И сейчас, когда мы уже давно идем по пути плодотворного прорабатывания теории кровообращения, мы понимаем, что века ошибок и неверных заключений должны послужить нам уроком и заставить спросить себя: «Какие из наших нынешних убеждений могут в будущем оказаться эквивалентом невидимых пор Галена? Как вообще понять, с чего начинать свой поиск?» Чтобы разобраться с этим, давайте взглянем на наши современные сведения о сердце – на тот портрет, который создавался столетиями, к которому в равной степени приложили руку и ученые, и художники и который по сей день остается столь же загадочным и необъяснимым, как улыбка Моны Лизы.

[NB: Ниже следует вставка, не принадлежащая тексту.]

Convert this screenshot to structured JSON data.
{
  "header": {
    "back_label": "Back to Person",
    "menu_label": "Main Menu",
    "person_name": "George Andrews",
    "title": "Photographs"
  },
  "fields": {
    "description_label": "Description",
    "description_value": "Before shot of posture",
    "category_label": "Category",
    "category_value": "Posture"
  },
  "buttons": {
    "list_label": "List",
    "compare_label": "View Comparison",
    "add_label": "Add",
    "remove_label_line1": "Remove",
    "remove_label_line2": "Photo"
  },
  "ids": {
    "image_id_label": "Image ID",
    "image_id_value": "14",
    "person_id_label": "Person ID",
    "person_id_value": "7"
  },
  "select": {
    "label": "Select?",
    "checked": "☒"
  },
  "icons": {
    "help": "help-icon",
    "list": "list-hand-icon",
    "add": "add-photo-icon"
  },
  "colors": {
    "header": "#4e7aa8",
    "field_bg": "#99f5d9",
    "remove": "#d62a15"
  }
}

Сердце располагается за ребрами, немного левее грудины, обращенное узким концом вниз и влево. В человеческом теле много важных органов, но лишь некоторые защищены так же хорошо, как оно. Размером сердце со сжатый кулак, и в отличие от всех других органов оно не знает отдыха: сердце должно постоянно сокращаться, постоянно двигаться, и, чтобы обеспечить ему для этого максимально комфортные условия, природа окружила его тонким фиброзным мешком с двойной стенкой под названием «перикард». Этот мешок содержит около 30 мл прозрачной жидкости, которая называется «перикардиальная жидкость». Перикард выполняет несколько функций. Он смазывает сердце, позволяя ему биться с наименьшими энергозатратами. Он также защищает сердце от внешних инфекций, которые могут возникнуть в ближайших к нему тканях. В отличие от сердца, которое плавает в своей оболочке, как плод в утробе матери, перикард соединяется с тканями и костями и таким образом удерживает сердце на одном месте, не позволяя ему скакать по всей грудной клетке. И наконец, благодаря своей неэластичности перикард не позволяет сердцу расширяться сверх меры.